Kedua,Puan menuntut Dewan Keamanan Perserikatan Bangsa-Bangsa untuk menyelenggarakan sidang darurat guna menerapkan langkah-langkah praktis yang bertujuan mencegah kelaparan sebagai senjata perang dan memastikan penyaluran bantuan kemanusiaan.
“Ketiga, jika hambatan terhadap bantuan kemanusiaan berlanjut, aktifkan Bab VII Piagam PBB, karena situasi tersebut merupakan ancaman bagi perdamaian dan keamanan internasional,” ungkap perempuan pertama yang menjabat sebagai ketua DPR RI itu.

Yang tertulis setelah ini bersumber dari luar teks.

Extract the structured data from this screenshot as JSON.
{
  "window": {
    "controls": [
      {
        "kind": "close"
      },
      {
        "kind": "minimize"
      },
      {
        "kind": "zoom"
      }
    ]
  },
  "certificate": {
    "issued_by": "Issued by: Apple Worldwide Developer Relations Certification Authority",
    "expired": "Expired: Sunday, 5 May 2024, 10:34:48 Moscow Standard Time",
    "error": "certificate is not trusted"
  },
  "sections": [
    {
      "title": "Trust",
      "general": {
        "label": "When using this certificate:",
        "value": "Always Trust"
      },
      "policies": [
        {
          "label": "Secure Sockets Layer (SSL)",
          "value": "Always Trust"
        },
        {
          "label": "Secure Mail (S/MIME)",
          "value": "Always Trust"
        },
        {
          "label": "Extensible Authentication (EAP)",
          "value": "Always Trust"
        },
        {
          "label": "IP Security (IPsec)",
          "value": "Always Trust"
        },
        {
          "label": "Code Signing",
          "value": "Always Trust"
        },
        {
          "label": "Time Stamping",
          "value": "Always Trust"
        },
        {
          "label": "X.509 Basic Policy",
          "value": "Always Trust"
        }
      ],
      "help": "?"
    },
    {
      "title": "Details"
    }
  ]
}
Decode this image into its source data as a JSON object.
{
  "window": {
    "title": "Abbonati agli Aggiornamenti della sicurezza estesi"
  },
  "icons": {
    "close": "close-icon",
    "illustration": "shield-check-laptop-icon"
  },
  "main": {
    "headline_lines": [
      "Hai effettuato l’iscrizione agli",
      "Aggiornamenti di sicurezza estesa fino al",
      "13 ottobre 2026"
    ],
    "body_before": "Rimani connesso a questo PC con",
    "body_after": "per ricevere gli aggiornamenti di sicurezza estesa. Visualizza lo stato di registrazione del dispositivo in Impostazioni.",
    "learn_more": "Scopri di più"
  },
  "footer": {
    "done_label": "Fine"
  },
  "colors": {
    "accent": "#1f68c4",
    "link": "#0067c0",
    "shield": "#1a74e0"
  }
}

Keempat, Puan pun mendorong PBB untuk memastikan penyediaan akses kemanusiaan secara penuh, cepat, aman, dan tanpa hambatan di seluruh Gaza dengan membangun koridor kemanusiaan yang aman di bawah pengawasan Perserikatan Bangsa-Bangsa.
Kemudian kelima, membantu memobilisasi dukungan segera untuk dana kemanusiaan darurat bagi Gaza dengan bekerja sama dengan Negara-negara Anggota untuk menjamin penyediaan makanan, obat-obatan, dan air minum yang aman bagi rakyat Gaza.
Poin Keenam , Puan menyerukan pemulihan dan fasilitasi segera bantuan kemanusiaan melalui UNRWA dan badan-badan Perserikatan Bangsa-Bangsa lainnya, serta organisasi-organisasi kemanusiaan lain yang netral dan imparsial, kepada penduduk terdampak di Gaza.